Cryptography occupies an unusual place in security. Most engineers know it is important. Most engineers can describe encryption at the level of "the data is scrambled with a key." Far fewer can defend a specific algorithm choice, justify a key length, explain why one mode of operation is appropriate and another is not, or assess whether a particular implementation has the properties they assume it does. Cryptography is the area where confident engineers are most often wrong, because the failure modes are subtle and the consequences are silent until they are not.
Symmetric Encryption: AES Done Right
AES-256 is the safe default for symmetric encryption. The complications start with mode of operation. AES in ECB mode is broken for any meaningful purpose — identical plaintext blocks produce identical ciphertext, which leaks structure. AES in CBC mode is acceptable for some applications but requires careful padding handling and is vulnerable to padding oracle attacks if implemented carelessly. AES-GCM provides authenticated encryption — confidentiality and integrity together — and is the modern default for most use cases. Distinguishing between these modes is one of the most common gaps in engineer-level cryptography understanding.
Asymmetric Encryption and the Right Tool for Each Job
RSA, elliptic curve cryptography, and Diffie-Hellman key exchange each solve different problems. RSA is widely used for digital signatures and key encapsulation but at the key sizes required for modern security (2048+ bits, more often 4096) it is computationally expensive. Elliptic curve cryptography provides equivalent security at much smaller key sizes — Curve25519 for key exchange, Ed25519 for signatures are common modern choices. Diffie-Hellman (and its elliptic curve variant ECDH) handles key exchange specifically.
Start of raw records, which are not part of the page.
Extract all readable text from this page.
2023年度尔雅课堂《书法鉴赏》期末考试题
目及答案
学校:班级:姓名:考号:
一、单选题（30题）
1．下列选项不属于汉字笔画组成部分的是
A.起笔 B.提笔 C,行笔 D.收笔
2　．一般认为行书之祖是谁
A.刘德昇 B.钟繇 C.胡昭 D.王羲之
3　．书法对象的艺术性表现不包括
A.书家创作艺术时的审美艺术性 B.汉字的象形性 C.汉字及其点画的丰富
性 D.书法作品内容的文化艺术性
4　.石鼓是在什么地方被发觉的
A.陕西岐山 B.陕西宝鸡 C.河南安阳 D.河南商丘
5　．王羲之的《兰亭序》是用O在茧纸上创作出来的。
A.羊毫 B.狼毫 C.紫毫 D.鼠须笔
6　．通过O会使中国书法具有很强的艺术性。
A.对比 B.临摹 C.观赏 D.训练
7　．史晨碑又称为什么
Engineers who treat all asymmetric crypto as interchangeable typically end up with implementations that are either insecure, slow, or both.
Hashing Versus Encryption Versus Encoding
Three concepts that get confused in code reviews more often than they should. Hashing is one-way — there is no inverse. Encryption is reversible with the right key. Encoding is reversible without any key (Base64 is encoding, not encryption). Using a hash where reversibility is needed, encryption where uniqueness is needed, or encoding where confidentiality is needed are all common bugs that pass code review when reviewers do not distinguish between the three.
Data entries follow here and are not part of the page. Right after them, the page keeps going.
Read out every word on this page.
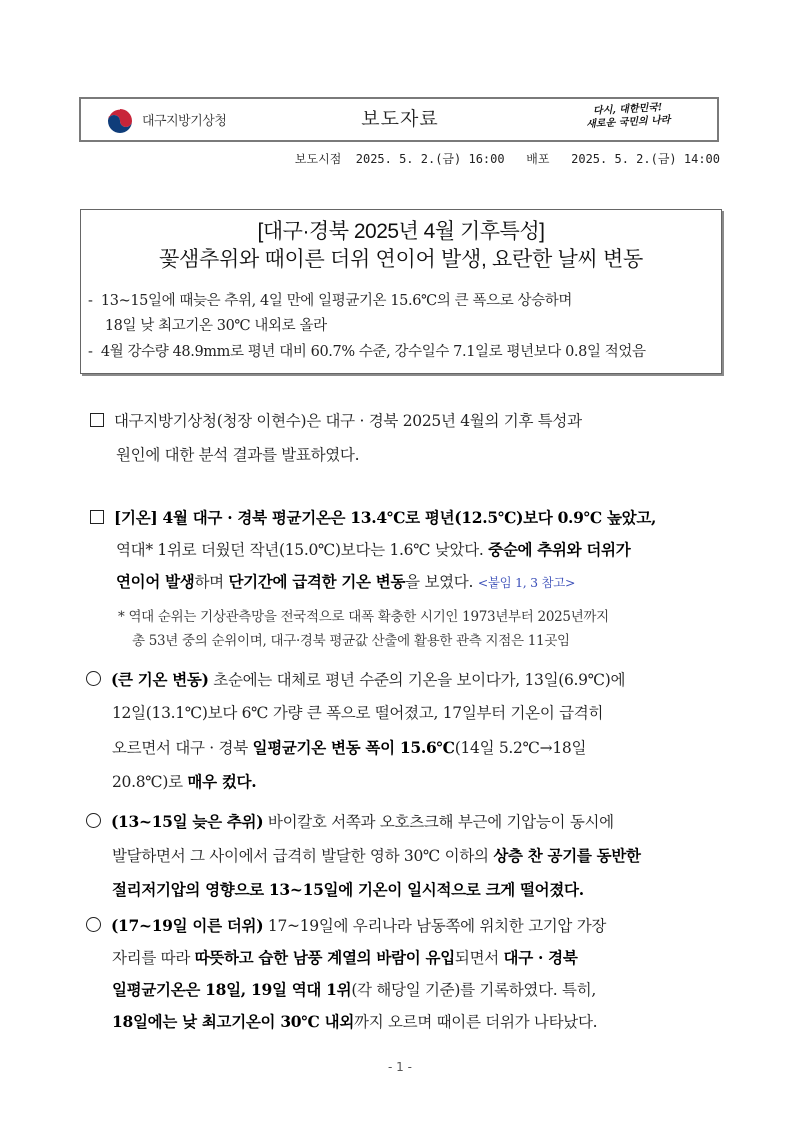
대구지방기상청	보도자료	다시, 대한민국!
새로운 국민의 나라
보도시점  2025. 5. 2.(금) 16:00   배포   2025. 5. 2.(금) 14:00
[대구·경북 2025년 4월 기후특성]
꽃샘추위와 때이른 더위 연이어 발생, 요란한 날씨 변동
-  13~15일에 때늦은 추위, 4일 만에 일평균기온 15.6℃의 큰 폭으로 상승하며
18일 낮 최고기온 30℃ 내외로 올라
-  4월 강수량 48.9mm로 평년 대비 60.7% 수준, 강수일수 7.1일로 평년보다 0.8일 적었음
대구지방기상청(청장 이현수)은 대구 · 경북 2025년 4월의 기후 특성과
원인에 대한 분석 결과를 발표하였다.
[기온] 4월 대구 · 경북 평균기온은 13.4℃로 평년(12.5℃)보다 0.9℃ 높았고,
역대* 1위로 더웠던 작년(15.0℃)보다는 1.6℃ 낮았다. 중순에 추위와 더위가
연이어 발생하며 단기간에 급격한 기온 변동을 보였다. <붙임 1, 3 참고>
* 역대 순위는 기상관측망을 전국적으로 대폭 확충한 시기인 1973년부터 2025년까지
총 53년 중의 순위이며, 대구·경북 평균값 산출에 활용한 관측 지점은 11곳임
(큰 기온 변동) 초순에는 대체로 평년 수준의 기온을 보이다가, 13일(6.9℃)에
12일(13.1℃)보다 6℃ 가량 큰 폭으로 떨어졌고, 17일부터 기온이 급격히
오르면서 대구 · 경북 일평균기온 변동 폭이 15.6℃(14일 5.2℃→18일
20.8℃)로 매우 컸다.
(13~15일 늦은 추위) 바이칼호 서쪽과 오호츠크해 부근에 기압능이 동시에
발달하면서 그 사이에서 급격히 발달한 영하 30℃ 이하의 상층 찬 공기를 동반한
절리저기압의 영향으로 13~15일에 기온이 일시적으로 크게 떨어졌다.
(17~19일 이른 더위) 17~19일에 우리나라 남동쪽에 위치한 고기압 가장
자리를 따라 따뜻하고 습한 남풍 계열의 바람이 유입되면서 대구 · 경북
일평균기온은 18일, 19일 역대 1위(각 해당일 기준)를 기록하였다. 특히,
18일에는 낮 최고기온이 30℃ 내외까지 오르며 때이른 더위가 나타났다.
- 1 -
Password storage is the most consequential application of this distinction. Passwords should be hashed with a key derivation function specifically designed for passwords (Argon2, scrypt, bcrypt) — not encrypted, not hashed with SHA-256 directly. Engineers who reach for SHA-256 for password storage produce systems that look secure to other engineers and are trivially attacked at scale. The certification material covers this; the field still gets it wrong regularly.
Key Management: Where Most Implementations Fail
Strong cryptography with weak key management produces the same outcome as weak cryptography. Keys need to be generated with adequate entropy, stored securely (HSM, key management service, OS keystore), rotated on a defined schedule, and destroyed when no longer needed. The boundaries between key generation, storage, distribution, use, and destruction are where security is won or lost. Hardcoded keys in source code, keys committed to repositories, keys logged inadvertently, keys used past their intended lifetime — all of these are common, and all of them undermine cryptographic protection regardless of algorithm strength.
TLS in Production
- TLS 1.3 wherever supported; TLS 1.2 with strong ciphers as a fallback only
- Certificate validation enforced — disabling validation in production is a recurring vulnerability
- Certificate pinning where appropriate, with operational discipline to handle rotation
- Modern key exchange (ECDHE) and authenticated encryption (AES-GCM, ChaCha20-Poly1305)
- Forward secrecy as a deployment requirement, not a nice-to-have
Why a Cryptography Credential Pays Back
Most security engineers can be productive without deep cryptography knowledge — until they hit a problem that requires it. Designing a new authentication protocol, implementing data-at-rest encryption with key escrow requirements, building a hardware security module integration, evaluating a vendor cryptographic claim, responding to an audit finding about cryptographic strength. The Certified Encryption Specialist credential or equivalent training provides the depth needed for these conversations. The credential is not the goal; the credential is the proxy for the depth.